On Friday, IFC films releases Premature, a coming-of-age romance shot in 16mm that harkens back to films such as She’s Gotta Have It (1986), Just Another Girl on the I.R.T. (1992), Kids (1995), and Raising Victor Vargas (2002). The film, which won the Film Independent Spirit Award for Someone to Watch, will have a theatrical run in New York and Los Angeles, and is also available to stream. Set in gentrifying modern-day Harlem, playwright and poet Zora Howard, who co-wrote the movie, stars as Ayanna, a recent high school graduate in the summer before she starts life as a freshman at Bucknell. She falls for the slightly older Isaiah (Joshua Boone), a producer and composer, and who gently persists in pursuing her after meeting Ayanna during a pickup game at Rucker Park.
I enjoyed Premature enormously. It’s a thoughtful portrait of what it’s like to exist in the space of early adulthood while experiencing an intoxicating first love. Howard, in her first feature performance, imbues Ayanna with a wild, hungry, sexuality that also can quickly turn bashful and insecure. She refuses to say much to Isaiah when he first expresses interest. He sits on a playground swing next to her and introduces himself, and Ayanna simply walks off without revealing her name.

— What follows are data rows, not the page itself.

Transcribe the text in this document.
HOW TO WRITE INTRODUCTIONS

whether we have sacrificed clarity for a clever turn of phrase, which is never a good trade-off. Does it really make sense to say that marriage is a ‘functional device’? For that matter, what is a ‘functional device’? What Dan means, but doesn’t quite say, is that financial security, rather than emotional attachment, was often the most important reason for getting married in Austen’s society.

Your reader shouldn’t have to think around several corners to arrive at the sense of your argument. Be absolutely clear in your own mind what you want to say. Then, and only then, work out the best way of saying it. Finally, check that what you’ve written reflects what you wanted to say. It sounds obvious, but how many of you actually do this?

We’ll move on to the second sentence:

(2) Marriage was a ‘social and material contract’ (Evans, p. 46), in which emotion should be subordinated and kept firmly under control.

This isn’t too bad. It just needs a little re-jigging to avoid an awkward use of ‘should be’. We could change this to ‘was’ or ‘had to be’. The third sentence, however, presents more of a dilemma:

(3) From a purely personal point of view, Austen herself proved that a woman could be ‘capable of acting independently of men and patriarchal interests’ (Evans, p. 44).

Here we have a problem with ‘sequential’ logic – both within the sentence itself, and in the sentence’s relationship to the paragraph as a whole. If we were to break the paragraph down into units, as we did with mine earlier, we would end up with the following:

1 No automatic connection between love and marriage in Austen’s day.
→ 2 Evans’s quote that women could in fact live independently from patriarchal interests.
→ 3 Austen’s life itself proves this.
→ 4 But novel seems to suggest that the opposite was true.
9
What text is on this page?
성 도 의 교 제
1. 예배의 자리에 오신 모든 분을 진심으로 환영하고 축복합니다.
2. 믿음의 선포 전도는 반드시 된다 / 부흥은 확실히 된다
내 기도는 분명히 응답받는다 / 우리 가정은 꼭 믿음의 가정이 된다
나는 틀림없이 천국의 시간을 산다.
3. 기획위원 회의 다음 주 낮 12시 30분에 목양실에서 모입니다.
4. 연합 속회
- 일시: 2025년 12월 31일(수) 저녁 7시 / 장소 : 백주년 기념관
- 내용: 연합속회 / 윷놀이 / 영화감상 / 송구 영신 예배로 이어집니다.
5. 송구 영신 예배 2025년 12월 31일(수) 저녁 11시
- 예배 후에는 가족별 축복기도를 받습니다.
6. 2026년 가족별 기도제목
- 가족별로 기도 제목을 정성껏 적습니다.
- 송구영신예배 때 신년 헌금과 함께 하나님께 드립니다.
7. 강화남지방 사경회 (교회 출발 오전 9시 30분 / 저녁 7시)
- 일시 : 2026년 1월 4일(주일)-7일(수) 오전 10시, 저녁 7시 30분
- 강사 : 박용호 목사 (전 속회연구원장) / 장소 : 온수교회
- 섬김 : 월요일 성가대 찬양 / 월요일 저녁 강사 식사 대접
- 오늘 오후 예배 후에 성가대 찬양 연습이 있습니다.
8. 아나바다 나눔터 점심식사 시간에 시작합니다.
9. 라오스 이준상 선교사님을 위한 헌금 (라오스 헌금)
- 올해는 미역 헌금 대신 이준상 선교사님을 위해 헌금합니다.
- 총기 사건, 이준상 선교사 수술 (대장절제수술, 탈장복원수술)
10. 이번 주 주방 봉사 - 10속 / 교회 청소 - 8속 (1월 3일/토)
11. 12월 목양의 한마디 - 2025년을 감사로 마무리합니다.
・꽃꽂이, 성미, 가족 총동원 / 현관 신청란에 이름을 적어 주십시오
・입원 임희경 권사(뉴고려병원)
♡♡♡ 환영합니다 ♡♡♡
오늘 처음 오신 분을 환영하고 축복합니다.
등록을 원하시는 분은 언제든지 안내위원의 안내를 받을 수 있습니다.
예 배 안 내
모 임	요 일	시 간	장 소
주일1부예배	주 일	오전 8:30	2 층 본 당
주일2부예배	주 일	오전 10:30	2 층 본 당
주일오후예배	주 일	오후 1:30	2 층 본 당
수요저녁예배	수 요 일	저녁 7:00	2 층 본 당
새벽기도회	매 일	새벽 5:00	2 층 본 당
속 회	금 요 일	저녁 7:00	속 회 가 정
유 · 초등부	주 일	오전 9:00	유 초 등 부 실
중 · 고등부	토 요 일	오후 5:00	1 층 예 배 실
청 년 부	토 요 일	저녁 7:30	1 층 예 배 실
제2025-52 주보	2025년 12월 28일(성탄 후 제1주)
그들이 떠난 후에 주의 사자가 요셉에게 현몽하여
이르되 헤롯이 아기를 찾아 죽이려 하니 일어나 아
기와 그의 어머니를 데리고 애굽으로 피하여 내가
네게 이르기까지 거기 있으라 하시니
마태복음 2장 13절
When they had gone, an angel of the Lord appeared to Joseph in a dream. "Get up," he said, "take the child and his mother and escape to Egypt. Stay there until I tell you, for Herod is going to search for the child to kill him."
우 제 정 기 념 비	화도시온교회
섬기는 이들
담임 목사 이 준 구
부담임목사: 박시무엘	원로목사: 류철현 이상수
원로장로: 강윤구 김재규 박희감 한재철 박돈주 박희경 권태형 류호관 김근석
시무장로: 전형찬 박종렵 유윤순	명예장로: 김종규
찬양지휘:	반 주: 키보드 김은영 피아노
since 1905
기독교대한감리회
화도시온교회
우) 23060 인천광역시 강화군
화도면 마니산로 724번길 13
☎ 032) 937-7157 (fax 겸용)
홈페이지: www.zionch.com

Then he’s chasing after her down the street days later, as Ayanna hauls a bag of laundry back to the apartment she shares with her mother.
Cinematographer Laura Valladeo’s choices feel rich and revelatory, especially in the sex scenes. This is fully Ayanna’s story, told from her point of view. She practically devours Isaiah when they finally get some time alone, and when he slows things down, she shrinks, chastened, and sits covering herself as Isaiah picks out a record to play.
It’s a masterful portrayal of the appearance of confidence that comes with being 17, of being talented and smart and yet unaware of what you don’t know. Ayanna, having witnessed her mother’s disinterested approach to come-and-go suitors, realizes that she and Isaiah have something special, and she tries desperately to protect it, even as their age difference begins to present fissures. She’s got a lot in common with the titular character in Juno, and with Carey Mulligan in An Education, teenage characters known for their emotional precocity. The story crests with a pregnancy and an abortion. But the film never becomes an “issue film.” Premature is not really an abortion story, but one about a girl finding her voice, and learning to put herself first.
What’s frustrating, ultimately, when it comes to the way we consume black romance, is how much loveliness remains hidden by contrasts in distribution. Premature deserves as wide a release and as much attention as The Photograph, especially when a new, millennial Black Love Brat Pack has yet to emerge. Perhaps that’s because these types of indies are where black love stories are headed. Wouldn’t it be nice if studios took heed?